Before the migration, you must choose between Windows 7 and Windows 8. This is not as straightforward as it appears; the newest version of Windows isn’t always perhaps the best one. Windows 7 and Windows 8 have their respective pros and cons.

Consider Switching to Windows 7 if you:

  • Want the familiar Windows UI with minimum change.
  • Value stability/compatibility over future-readiness. This should only be considered if you have an application that will never be compatible with Windows 8 or above which is highly unlikely.

Consider Switching to Windows 8 if you:

  • Want an experience that translates well across desktop and tablet devices.
  • Want a future-proof OS that will be supported for many more years.
  • Use OneDrive formerly known as SkyDrive and Office 365 extensively.

Note: Read our blog articles titled Windows 8.1 and Windows 8 is built for Business Part 1-3.

Key Issues with Windows XP Migration
Regardless of whether you choose Windows 7 or 8, there are a few common issues you may run into during the migration:

  • Clean install: It’s not possible to “upgrade” (i.e., keep existing files and settings) from Windows XP to Windows 7 or 8. You can only do a “clean install,” which will remove all existing data on the primary hard drive. Note that Windows XP end-users with SP3 can still upgrade to Windows 8 but can only keep their personal files.
  • Hardware requirements: Both Windows 7 and 8 demand more hardware resources than XP. For example, Windows XP requires 64MB of RAM; Windows 7 demands at least 1GB of RAM.
  • Software incompatibility: Windows XP could easily run 16-bit Windows applications or MS-DOS programs (which can still be found in many companies). Windows 7 and 8, however, do not offer native support for these applications. Instead, they utilize a virtual machine running Windows XP (called Windows XP Mode), which can affect application performance.
  • IE6 support: There is no official support for IE6 in either Windows 7 or 8. This means you’ll have to update your IE6-dependent applications to work on IE7 and up.

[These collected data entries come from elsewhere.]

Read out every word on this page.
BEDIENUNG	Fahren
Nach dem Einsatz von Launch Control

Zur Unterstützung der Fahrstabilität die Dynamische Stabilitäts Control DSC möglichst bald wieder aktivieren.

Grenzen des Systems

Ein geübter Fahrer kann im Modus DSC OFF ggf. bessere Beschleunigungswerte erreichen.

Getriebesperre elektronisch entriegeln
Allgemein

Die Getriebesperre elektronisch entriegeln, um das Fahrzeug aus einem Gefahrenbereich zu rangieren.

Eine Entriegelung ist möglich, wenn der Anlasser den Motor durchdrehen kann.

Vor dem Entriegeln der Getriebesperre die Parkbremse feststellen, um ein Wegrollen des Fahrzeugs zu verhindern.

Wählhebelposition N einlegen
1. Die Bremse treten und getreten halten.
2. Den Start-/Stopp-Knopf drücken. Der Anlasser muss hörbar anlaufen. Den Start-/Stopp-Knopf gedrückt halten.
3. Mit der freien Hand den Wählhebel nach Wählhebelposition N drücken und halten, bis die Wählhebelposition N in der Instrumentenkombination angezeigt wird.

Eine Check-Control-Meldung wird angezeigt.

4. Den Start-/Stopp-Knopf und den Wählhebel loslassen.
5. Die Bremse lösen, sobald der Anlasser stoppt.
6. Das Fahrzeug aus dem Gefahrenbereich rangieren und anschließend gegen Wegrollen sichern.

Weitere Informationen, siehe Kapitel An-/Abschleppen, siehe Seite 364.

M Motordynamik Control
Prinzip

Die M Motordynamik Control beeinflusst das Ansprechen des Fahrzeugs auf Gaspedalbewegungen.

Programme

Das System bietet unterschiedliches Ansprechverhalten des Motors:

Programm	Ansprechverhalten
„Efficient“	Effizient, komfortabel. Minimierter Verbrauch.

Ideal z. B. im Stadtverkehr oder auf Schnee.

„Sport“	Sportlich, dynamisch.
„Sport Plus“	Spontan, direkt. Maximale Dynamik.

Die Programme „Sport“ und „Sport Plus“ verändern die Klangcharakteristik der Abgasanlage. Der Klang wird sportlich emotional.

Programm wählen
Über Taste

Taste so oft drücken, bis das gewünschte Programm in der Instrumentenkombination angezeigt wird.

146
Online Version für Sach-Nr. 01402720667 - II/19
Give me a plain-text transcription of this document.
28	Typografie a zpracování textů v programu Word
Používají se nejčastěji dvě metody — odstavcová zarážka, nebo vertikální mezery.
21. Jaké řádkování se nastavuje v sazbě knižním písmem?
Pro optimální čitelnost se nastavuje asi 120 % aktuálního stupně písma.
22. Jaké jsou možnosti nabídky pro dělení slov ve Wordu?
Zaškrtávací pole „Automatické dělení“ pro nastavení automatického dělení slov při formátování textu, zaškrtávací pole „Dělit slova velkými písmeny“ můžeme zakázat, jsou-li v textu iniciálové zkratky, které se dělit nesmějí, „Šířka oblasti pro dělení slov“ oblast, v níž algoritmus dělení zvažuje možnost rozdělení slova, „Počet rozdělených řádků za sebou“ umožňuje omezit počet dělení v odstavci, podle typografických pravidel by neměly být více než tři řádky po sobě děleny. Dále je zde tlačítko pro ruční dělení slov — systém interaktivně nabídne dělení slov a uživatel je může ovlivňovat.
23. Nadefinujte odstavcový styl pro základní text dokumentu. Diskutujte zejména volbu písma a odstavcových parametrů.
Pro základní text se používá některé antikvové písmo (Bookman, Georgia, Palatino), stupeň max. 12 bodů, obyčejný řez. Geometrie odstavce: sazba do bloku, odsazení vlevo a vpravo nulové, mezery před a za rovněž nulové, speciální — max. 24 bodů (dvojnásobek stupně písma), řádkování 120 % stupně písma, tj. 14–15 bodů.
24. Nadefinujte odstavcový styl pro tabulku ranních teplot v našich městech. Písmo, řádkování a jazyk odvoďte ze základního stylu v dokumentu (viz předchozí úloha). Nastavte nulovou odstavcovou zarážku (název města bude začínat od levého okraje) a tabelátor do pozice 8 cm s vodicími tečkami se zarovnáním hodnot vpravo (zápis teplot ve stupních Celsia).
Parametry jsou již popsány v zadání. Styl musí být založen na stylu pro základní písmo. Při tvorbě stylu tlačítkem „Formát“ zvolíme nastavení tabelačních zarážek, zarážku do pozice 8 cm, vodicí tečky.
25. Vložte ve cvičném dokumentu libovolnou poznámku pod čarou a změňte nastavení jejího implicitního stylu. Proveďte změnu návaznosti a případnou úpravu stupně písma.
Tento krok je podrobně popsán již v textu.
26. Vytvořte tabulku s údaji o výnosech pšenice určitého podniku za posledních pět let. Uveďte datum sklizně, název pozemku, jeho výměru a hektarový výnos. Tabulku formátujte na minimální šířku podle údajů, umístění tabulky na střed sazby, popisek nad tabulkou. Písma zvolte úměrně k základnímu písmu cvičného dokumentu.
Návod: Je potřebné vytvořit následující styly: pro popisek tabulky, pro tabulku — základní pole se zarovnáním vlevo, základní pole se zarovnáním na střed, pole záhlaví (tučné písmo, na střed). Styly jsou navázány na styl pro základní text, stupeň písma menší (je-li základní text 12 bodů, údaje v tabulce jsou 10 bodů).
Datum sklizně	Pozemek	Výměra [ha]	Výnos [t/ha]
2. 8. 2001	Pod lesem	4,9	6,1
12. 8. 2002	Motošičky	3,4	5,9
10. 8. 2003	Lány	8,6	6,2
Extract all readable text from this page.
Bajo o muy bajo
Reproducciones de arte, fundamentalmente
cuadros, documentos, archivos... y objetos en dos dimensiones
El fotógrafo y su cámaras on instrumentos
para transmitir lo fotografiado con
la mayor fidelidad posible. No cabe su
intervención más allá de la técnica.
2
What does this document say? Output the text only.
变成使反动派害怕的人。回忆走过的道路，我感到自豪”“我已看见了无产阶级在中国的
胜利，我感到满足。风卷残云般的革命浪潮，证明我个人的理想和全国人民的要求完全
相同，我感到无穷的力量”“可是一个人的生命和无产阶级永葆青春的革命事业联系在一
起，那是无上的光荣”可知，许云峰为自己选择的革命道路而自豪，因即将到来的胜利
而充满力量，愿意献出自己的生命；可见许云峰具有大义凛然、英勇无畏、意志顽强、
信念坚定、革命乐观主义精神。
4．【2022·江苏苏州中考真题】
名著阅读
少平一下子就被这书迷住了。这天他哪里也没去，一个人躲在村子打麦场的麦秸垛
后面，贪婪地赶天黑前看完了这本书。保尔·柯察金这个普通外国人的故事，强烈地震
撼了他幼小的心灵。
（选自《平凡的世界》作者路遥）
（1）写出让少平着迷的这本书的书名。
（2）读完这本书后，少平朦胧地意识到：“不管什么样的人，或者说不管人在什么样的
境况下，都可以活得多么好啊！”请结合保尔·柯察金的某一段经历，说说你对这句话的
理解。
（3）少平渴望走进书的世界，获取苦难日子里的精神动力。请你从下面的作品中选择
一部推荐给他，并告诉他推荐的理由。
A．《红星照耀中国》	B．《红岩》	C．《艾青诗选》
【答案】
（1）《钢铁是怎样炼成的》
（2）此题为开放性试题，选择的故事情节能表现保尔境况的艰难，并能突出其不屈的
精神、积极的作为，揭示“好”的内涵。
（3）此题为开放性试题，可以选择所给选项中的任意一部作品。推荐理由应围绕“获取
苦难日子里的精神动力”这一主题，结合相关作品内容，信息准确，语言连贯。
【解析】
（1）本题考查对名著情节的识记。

Tips for Effective Windows XP Migration
Follow these tips for a smoother Windows XP migration experience:

  • Perform a hardware and software audit to identify potential incompatibilities. Microsoft offers an Application Compatibility Toolkit to streamline this process. You can also download the Microsoft Upgrade Assistant to test your hardware when undergoing a Windows XP migration to Windows 8.
  • Carefully consider the Windows 7 and Windows 8 upgrade paths and identify any potential issues.
  • Automate the Windows XP migration by using tools such as Microsoft Deployment Toolkit. This can help administrators bundle updates, drivers and settings in a single image for faster deployment.
  • Reduce application dependencies by simplifying the desktop environment. If possible, consider deploying virtual desktop environments across the organization. This might be more expensive initially but will result in higher savings over time by facilitating future migrations.
  • Last, but not least, create training plans and schedule training sessions to familiarize users with the new Windows 7/8 UI and features.

With no official support in two and a half months, Windows XP migration is a necessary path for your business. The only way to ease the burden is to take advantage of robust Windows XP migration plans and automation tools across the organization.